La ville de Paris a confié à une société d’économie mixte locale le soin de rénover une école élémentaire. La société d’économie mixte a alors chargé un architecte de la maîtrise d’œuvre et plusieurs entreprises des travaux. Menant une opération de travaux, la SEM a conclu un contrat d’assurance dommages-ouvrage avec une compagnie spécialisée, selon l’obligation énoncée à l’article L. 242.1 du Code des assurances. À la réception des travaux, la société d’économie mixte a vu sa mission de maîtrise d’ouvrage cesser. Un peu plus de six ans après la réception, des dommages sont apparus. Conformément au contrat et à la loi, la compagnie d’assurance a joué son rôle de garantie et a payé pour « la totalité des travaux de réparation des dommages de la nature de ceux dont sont responsables les constructeurs ».

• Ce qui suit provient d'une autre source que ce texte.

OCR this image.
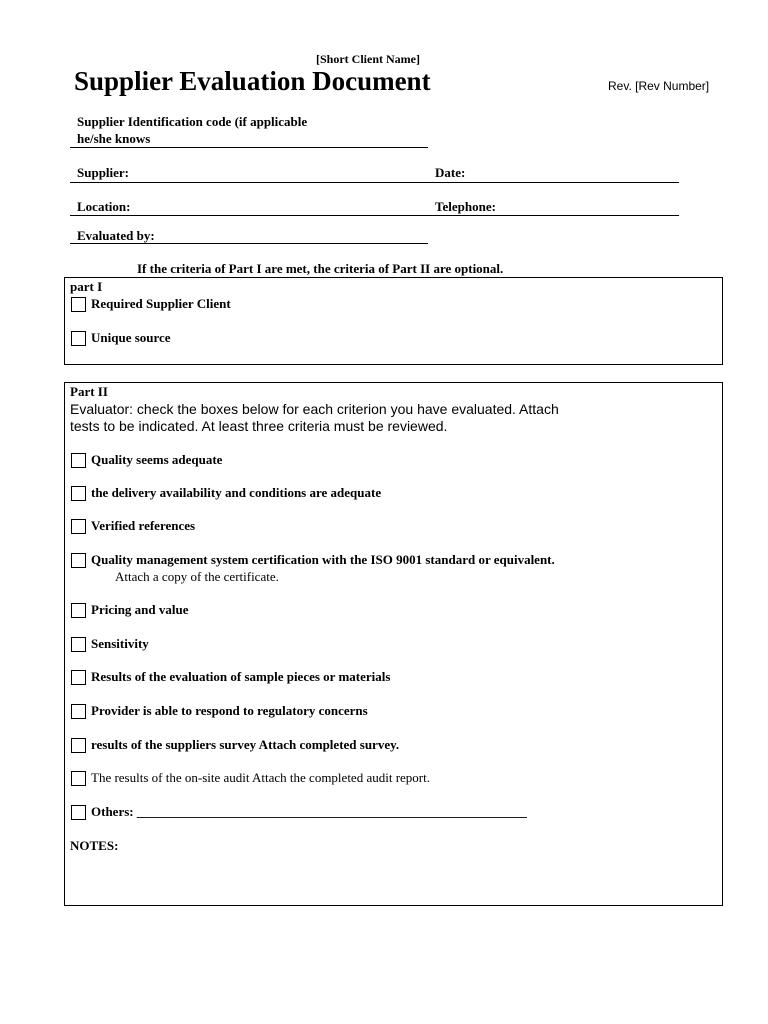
[Short Client Name]
Supplier Evaluation Document	Rev. [Rev Number]
Supplier Identification code (if applicable
he/she knows
Supplier:	Date:
Location:	Telephone:
Evaluated by:
If the criteria of Part I are met, the criteria of Part II are optional.
part I
Required Supplier Client
Unique source
Part II
Evaluator: check the boxes below for each criterion you have evaluated. Attach
tests to be indicated. At least three criteria must be reviewed.
Quality seems adequate
the delivery availability and conditions are adequate
Verified references
Quality management system certification with the ISO 9001 standard or equivalent.
Attach a copy of the certificate.
Pricing and value
Sensitivity
Results of the evaluation of sample pieces or materials
Provider is able to respond to regulatory concerns
results of the suppliers survey Attach completed survey.
The results of the on-site audit Attach the completed audit report.
Others: ____________________________________________________________
NOTES:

La compagnie d’assurance ne joue dans ce type de contrat qu’un rôle d’avance des fonds : elle se retourne toujours contre les fautifs, à savoir le maître d’œuvre et les constructeurs. Juridiquement, cette action contre les responsables des dommages lui est garantie par l’article L. 121-12 du Code des assurances : le maître de l’ouvrage bénéficie d’un droit d’action dans le cadre de la responsabilité décennale, droit auquel est subrogé l’assureur.

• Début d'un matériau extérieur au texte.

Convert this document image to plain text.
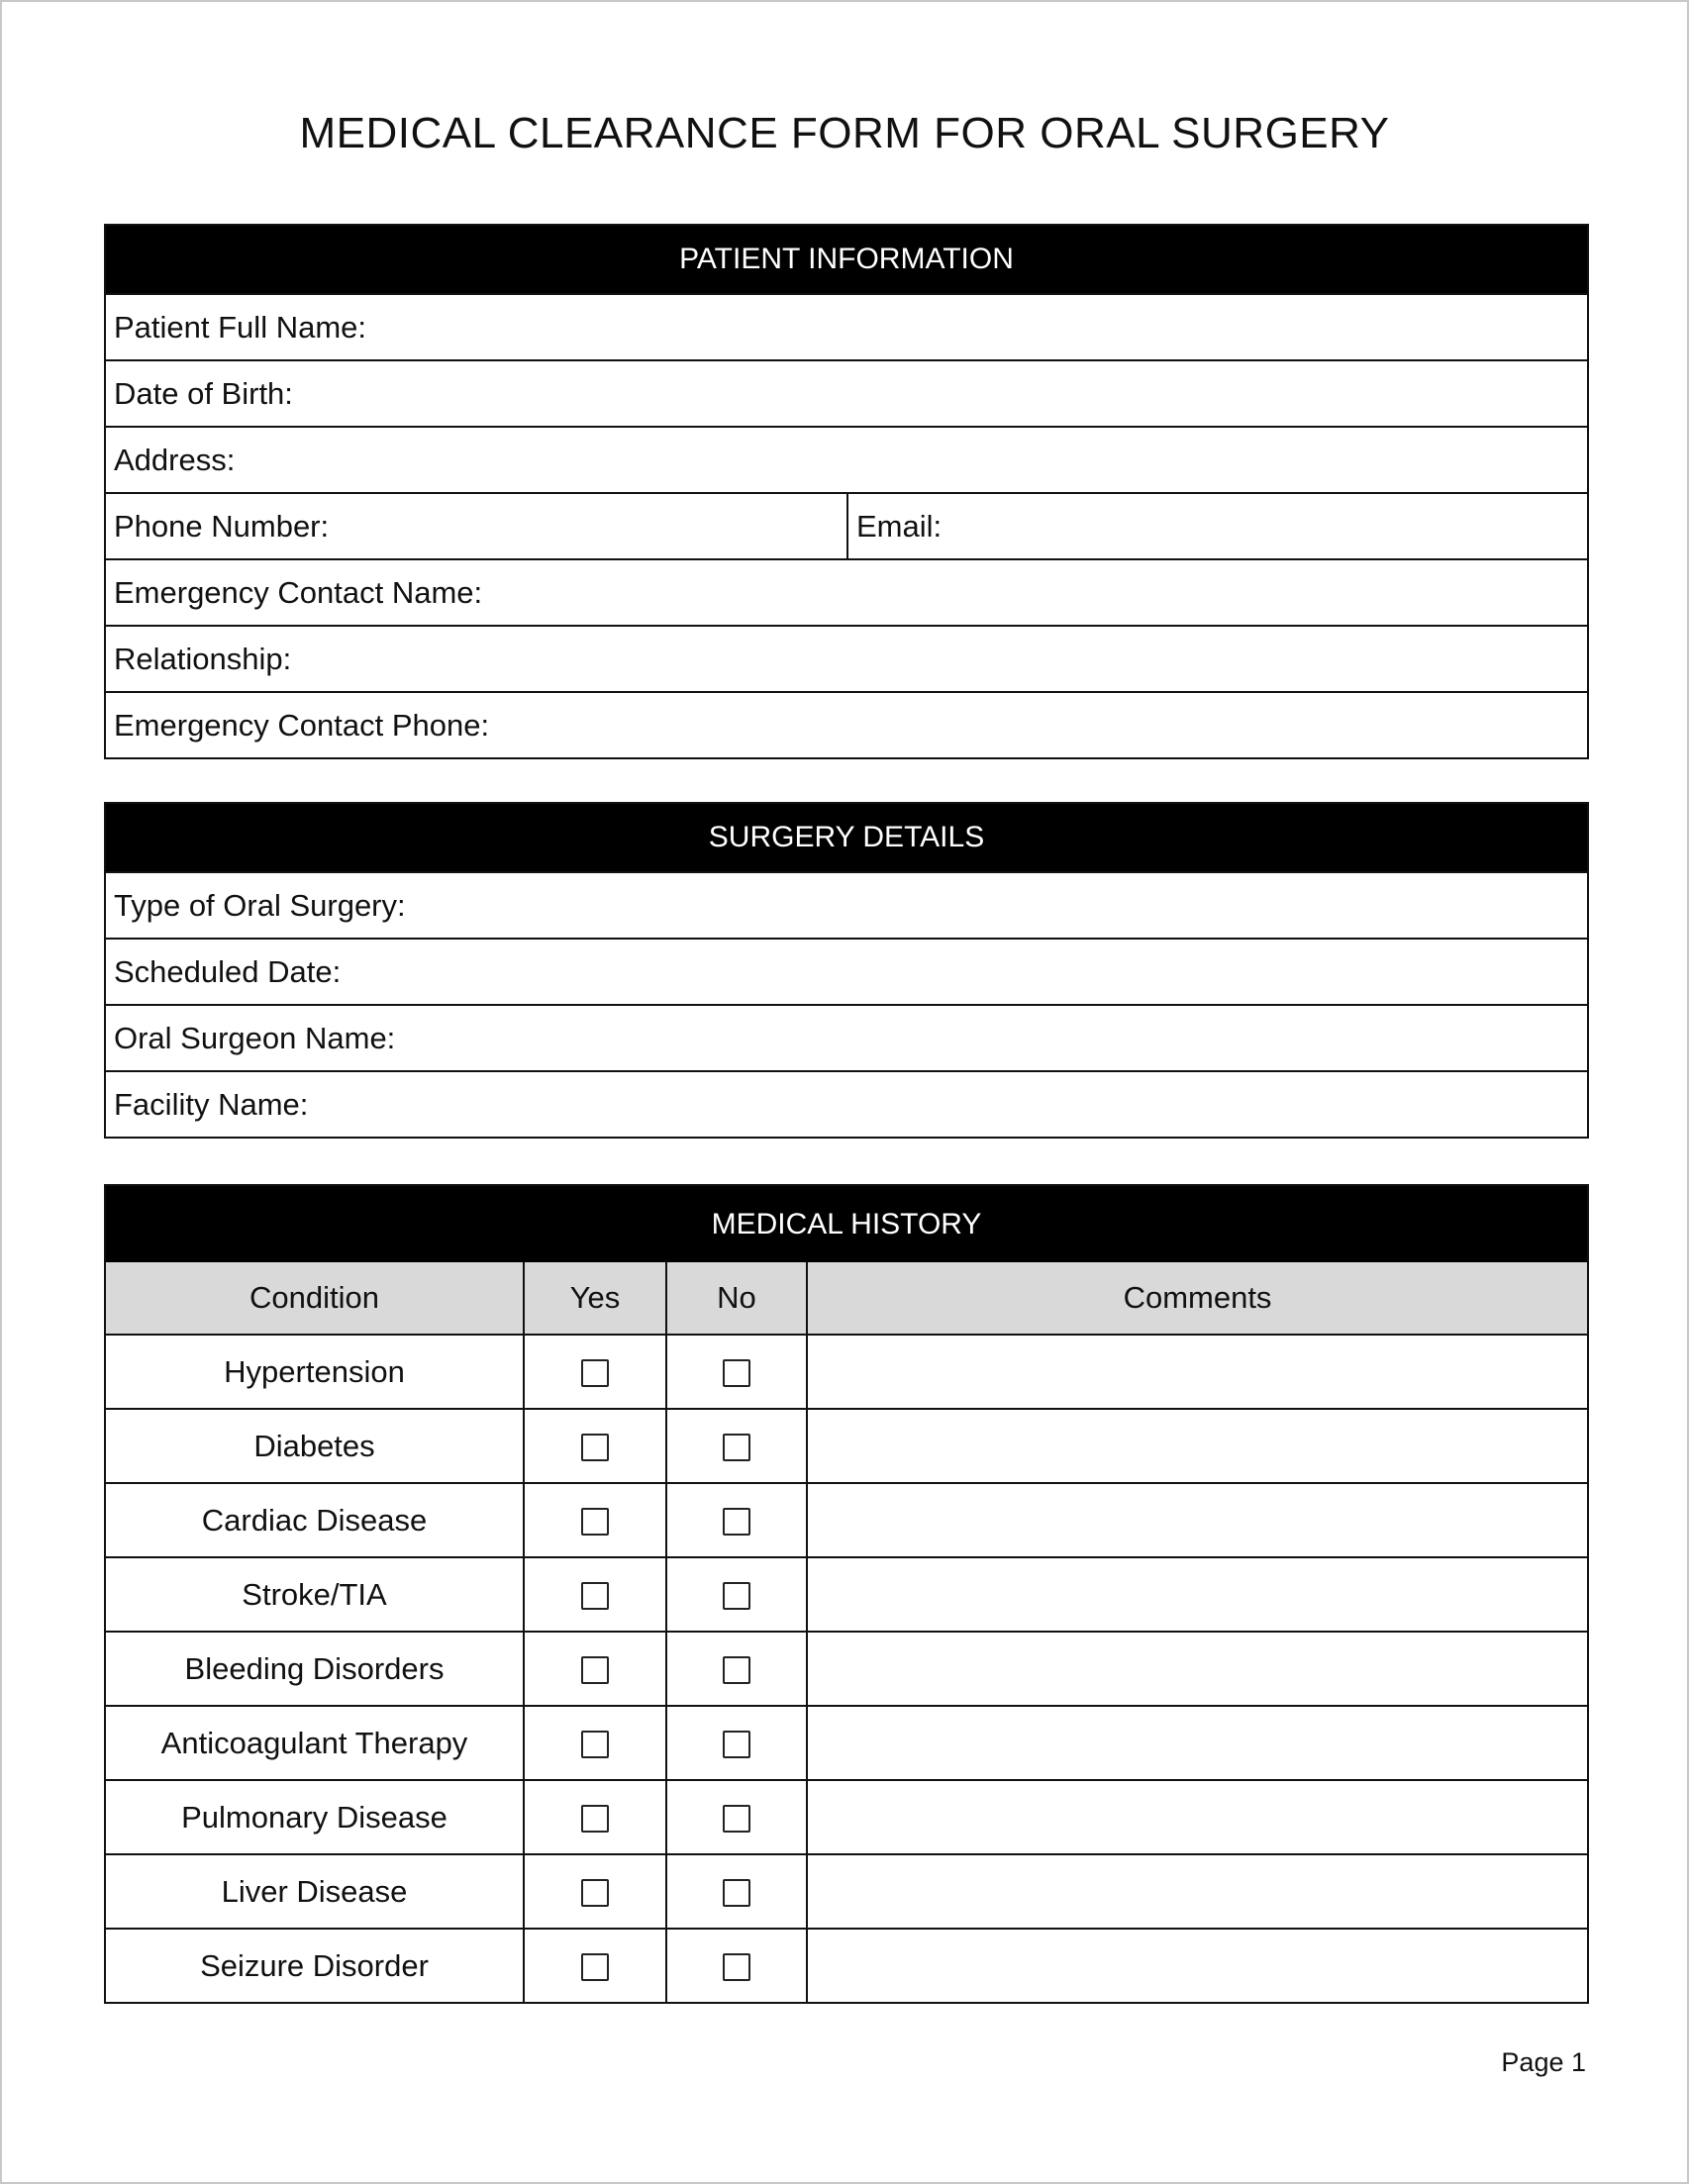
MEDICAL CLEARANCE FORM FOR ORAL SURGERY
PATIENT INFORMATION
Patient Full Name:
Date of Birth:
Address:
Phone Number:	Email:
Emergency Contact Name:
Relationship:
Emergency Contact Phone:
SURGERY DETAILS
Type of Oral Surgery:
Scheduled Date:
Oral Surgeon Name:
Facility Name:
MEDICAL HISTORY
Condition	Yes	No	Comments
Hypertension			
Diabetes			
Cardiac Disease			
Stroke/TIA			
Bleeding Disorders			
Anticoagulant Therapy			
Pulmonary Disease			
Liver Disease			
Seizure Disorder			
Page 1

Toutefois, les constructeurs refusent de voir leur responsabilité engagée, ce qui conduit l’assureur à les poursuivre devant le tribunal administratif de Paris. Le tribunal rejette la demande de l’assureur, ce qui est confirmé en appel, au motif que l’assureur agissait en se subrogeant à son assuré, la société d’économie mixte. Or, la mission de l’assurée avait cessé, et seule la ville de Paris, propriétaire de l’ouvrage, avait la compétence pour agir.

Le Conseil d’État casse ce raisonnement et annule l’arrêt de la cour administrative d’appel. Pour le juge administratif suprême, il ne faut pas s’arrêter au seul contrat mais s’intéresser au bénéficiaire final de l’opération. Le contrat d’assurance conclu par la société d’économie mixte n’avait pour cause que la protection du bâtiment, qui appartient à la ville de Paris. Dès lors, le contrat couvre également la collectivité, et l’assureur n’a pas agi en étant subrogé à la société en mission mais bien en étant subrogé dans le droit d’action de la ville de Paris.

Cette solution, toute protectrice qu’elle soit pour les collectivités propriétaires d’ouvrages nouveaux, peut sembler étonnante sur le plan juridique, car paraissant contrevenir à l’effet relatif des contrats. En effet, les parties au contrat d’assurance étaient bien la société d’économie mixte et la compagnie d’assurance.

La validité juridique du tour de passe-passe des juges du Palais-Royal est à chercher ailleurs. Dans un arrêt de 1988, le Conseil d’État avait validé la cession conventionnelle de créance pour la responsabilité décennale du constructeur sur volonté du créancier. Il va aujourd’hui plus loin en considérant que le contrat de mandat dont est bénéficiaire le maître d’ouvrage délégué ne touche pas qu'à la construction du bâtiment, mais aussi à tous les actes connexes, y compris la conclusion d'un contrat d'assurance au profit du propriétaire final. Il permet ainsi aux personnes publiques de déléguer la maîtrise d’ouvrage, par marché ou délégation de service publics, en les garantissant du soutien de l’assureur pour la responsabilité décennale.